My heart aches for you.

I wish I could make your pain go away.

Let me know if there’s anything I can do.

These sound wonderful to me.  They are vulnerable.  They keep the two people on the same plane, as equals, as opposed to one who is suffering and one who gives advice as an expert.  I think they are harder to say than advice is.

I’d much rather have someone come join me in empathy than try to slap a bandaid on my feelings.

So please, I invite you to pause the next time you feel the urge to give someone advice.  Why do you feel like giving it?  How are you feeling in relation to this person’s news/problems?  What would it be like to refrain from trying to fix, and instead try to feel?

It might feel uncomfortable, and that’s ok.

Because my feelings (and yours) are not to be fixed.


14 responses

  1. It’s true when I’m talking to my friends what I really want from them is empathy and if they give advice instead I feel judged and I pull away. But from my mental health professionals I do get frustrated when they won’t offer advice especially when I’m in real need of help and all they’ll offer is talk. It seems the people in my life are in the wrong place… Haha

    • I can see how that would seem backwards. One technique I’ve used with clients is to ask them what they want to hear me say, because often the best advice is something the client already has in mind and just wants some validation. Just a thought.
      Thanks for reading!

  2. I hope you’re not getting too much mummy advice! As I teach kids it was all the other mums wanted to do!

    Another excellent post that helps me consider how I react to people, thank you :)

  3. It’s hard not to fill the space some times… I know I struggle with that. However, I’ve also learned that when we give advice, we often send the message: I don’t think you can figure this out on your own– especially with young people. It’s hard to just sit with others’ sadness/discomfort/frustration/anger/ etc… but, it’s an important piece for everyone involved! Great post, M.

  4. I understand your feelings with this. But I know that we are socialized to be “fixers.” We’re taught that there is always a possible solution, we just have to find it. So giving advice to people we care about becomes second nature.

    Long ago, I decided to stop letting advice bother me–I decided to interpret (most) advice to my complaints as empathy.
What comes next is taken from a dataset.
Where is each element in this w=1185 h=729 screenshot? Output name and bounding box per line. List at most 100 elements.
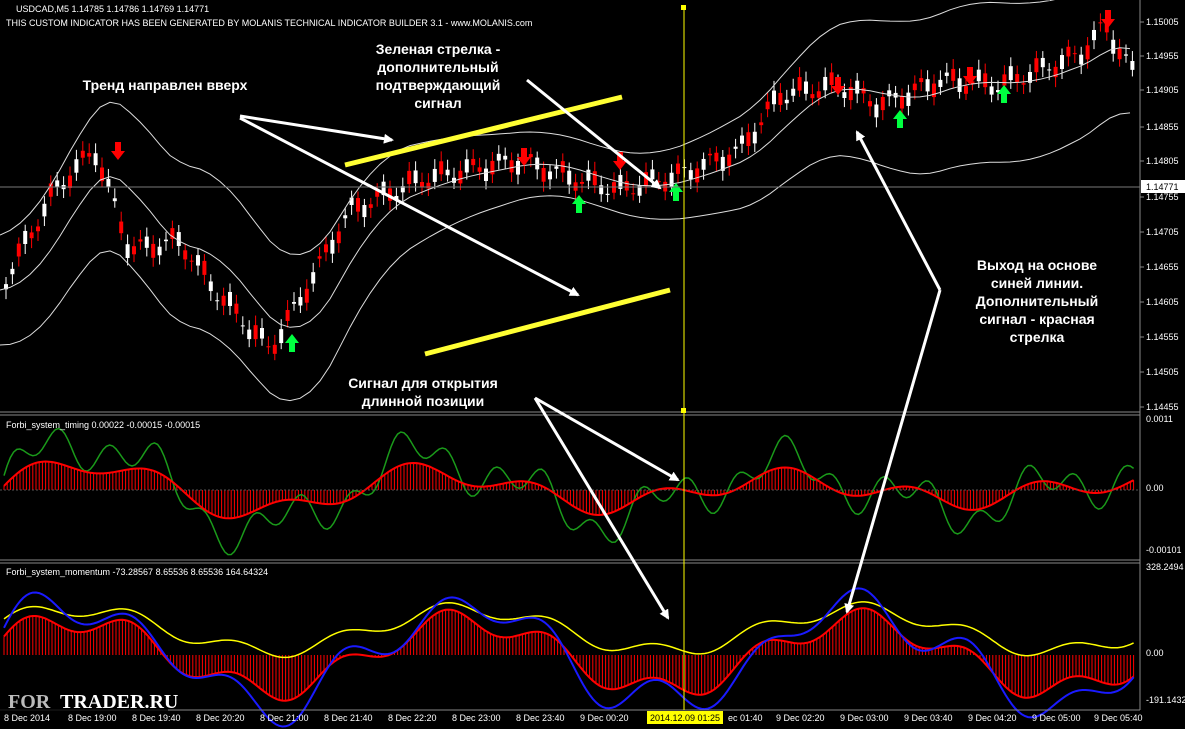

I know that’s what it is, it is just masked.

    • I agree that most advice is well-intentioned, and I do take that into consideration, just as I understand I can’t stop people from giving me advice.
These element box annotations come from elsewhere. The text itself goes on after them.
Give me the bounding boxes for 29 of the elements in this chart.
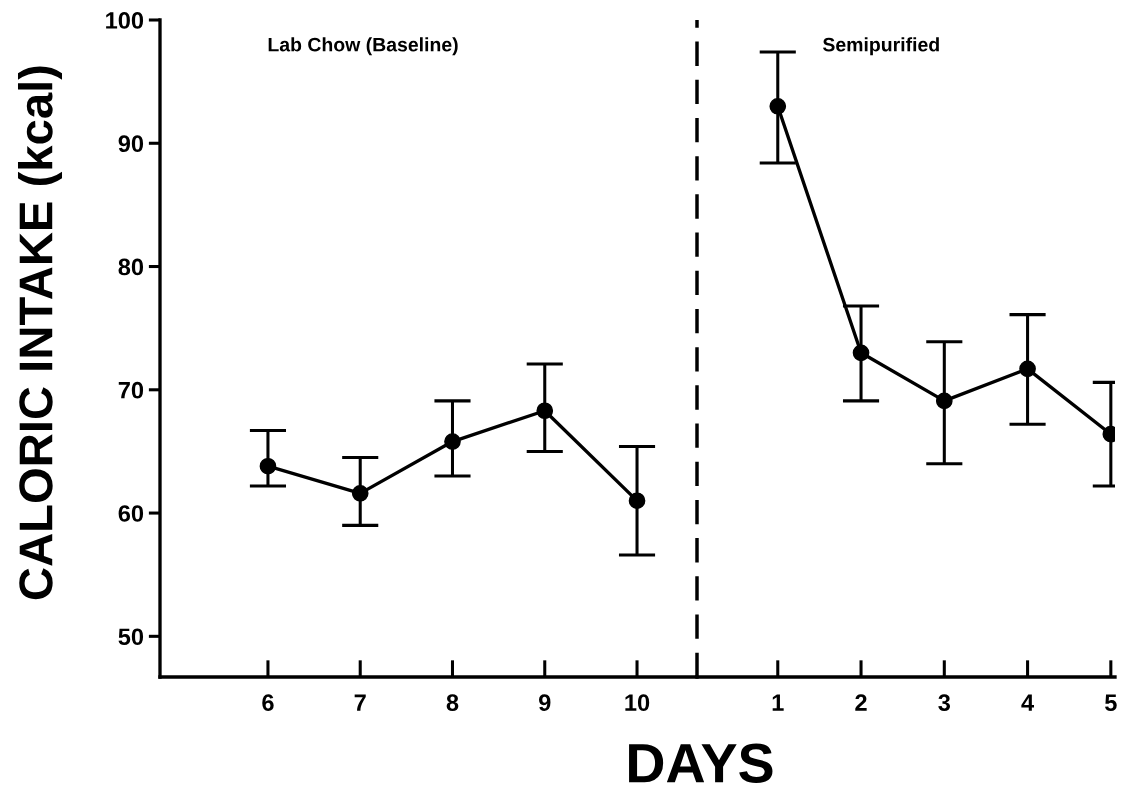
point [444, 433, 461, 450]
y-tick-label: 50 [118, 628, 144, 646]
point [935, 392, 953, 410]
x-tick-label: 2 [855, 694, 867, 711]
x-tick-label: 10 [625, 694, 650, 712]
x-axis-title: DAYS [629, 743, 773, 783]
x-tick-label: 4 [1021, 694, 1035, 711]
y-tick-label: 90 [118, 135, 144, 153]
point [259, 457, 277, 475]
point [1019, 360, 1036, 378]
y-tick-label: 70 [118, 381, 144, 399]
x-tick-label: 9 [539, 694, 551, 712]
x-tick-label: 8 [446, 694, 459, 712]
y-axis-title: CALORIC INTAKE (kcal) [17, 66, 63, 600]
x-tick-label: 1 [772, 694, 784, 711]
x-tick-label: 3 [938, 694, 951, 712]
annotation: Semipurified [822, 37, 939, 56]
x-tick-label: 6 [262, 694, 274, 712]
y-tick-label: 80 [118, 258, 144, 276]
x-tick-label: 7 [354, 694, 366, 711]
annotation: Lab Chow (Baseline) [268, 37, 458, 56]
point [536, 402, 554, 420]
point [628, 492, 646, 510]
point [351, 485, 369, 502]
x-tick-label: 5 [1105, 694, 1117, 712]
point [769, 97, 787, 115]
y-tick-label: 60 [118, 505, 144, 522]
point [852, 344, 870, 362]
y-tick-label: 100 [106, 12, 144, 29]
      I also agree that we’re socialized to be fixers, and while finding solutions to problems definitely has its place and is useful, I also see how much damage that mentality can do. Some things can’t be fixed, and some things aren’t meant to be fixed. And if we continue to assume that there’s always a possible solution, we’ll be setting ourselves up for a lot of disappointment.
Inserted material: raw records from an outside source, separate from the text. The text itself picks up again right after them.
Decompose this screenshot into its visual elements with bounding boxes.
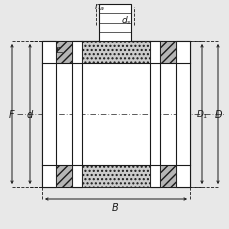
Text: B: B <box>111 202 118 212</box>
Text: r: r <box>56 45 60 55</box>
Bar <box>159 165 175 187</box>
Bar <box>72 42 82 187</box>
Bar <box>98 5 131 42</box>
Bar <box>149 42 159 187</box>
Text: d: d <box>27 109 33 120</box>
Bar <box>56 42 72 64</box>
Text: $d_s$: $d_s$ <box>120 15 131 27</box>
Bar <box>42 42 189 187</box>
Text: D: D <box>213 109 221 120</box>
Text: F: F <box>9 109 15 120</box>
Bar <box>159 42 175 64</box>
Bar <box>42 42 56 187</box>
Bar <box>175 42 189 187</box>
Bar <box>56 165 72 187</box>
Bar <box>82 165 149 187</box>
Text: $D_1$: $D_1$ <box>195 108 207 121</box>
Bar <box>82 42 149 64</box>
Text: $n_a$: $n_a$ <box>94 3 105 13</box>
      I can’t help but look at this through the lens of my therapy training: skipping straight to problem-solving often misses and mark completely and mislabels what the “problem” actually is. Studies of therapy outcomes strongly show that listening and empathy contribute much more to positive change than any other sort of “active” intervention.

      Sometimes I fall into the fixing roll, too. It’s hard not to. I just don’t want feelings to continue to be glossed over or negated, even in a well-intentioned way.

  5. This is great advice–and no pun intended. It is human nature to want to fix things, and when someone we care for shares a problem with us (and even someone we don’t know that well), we want to help them and fix it for them. But as you point out, that isn’t what the person who’s venting or sharing is asking for. They just want to be listened to, which, really, should make the listener’s job easier. He/she doesn’t have to come up with a solution; they just have to be there.

  6. So true. All of it. And I’m the same way. I tend to not voice those “uncomfortable feelings” because most people lean toward advice and wanting to fix it. In general, I think they have good intentions. It happens all the time with the more serious blog posts I share. But in the end, I’d much prefer empathy and the types of responses you shared.

    And don’t even get me started on the pregnancy thing. That’s definitely a whole ranty post. The things people say!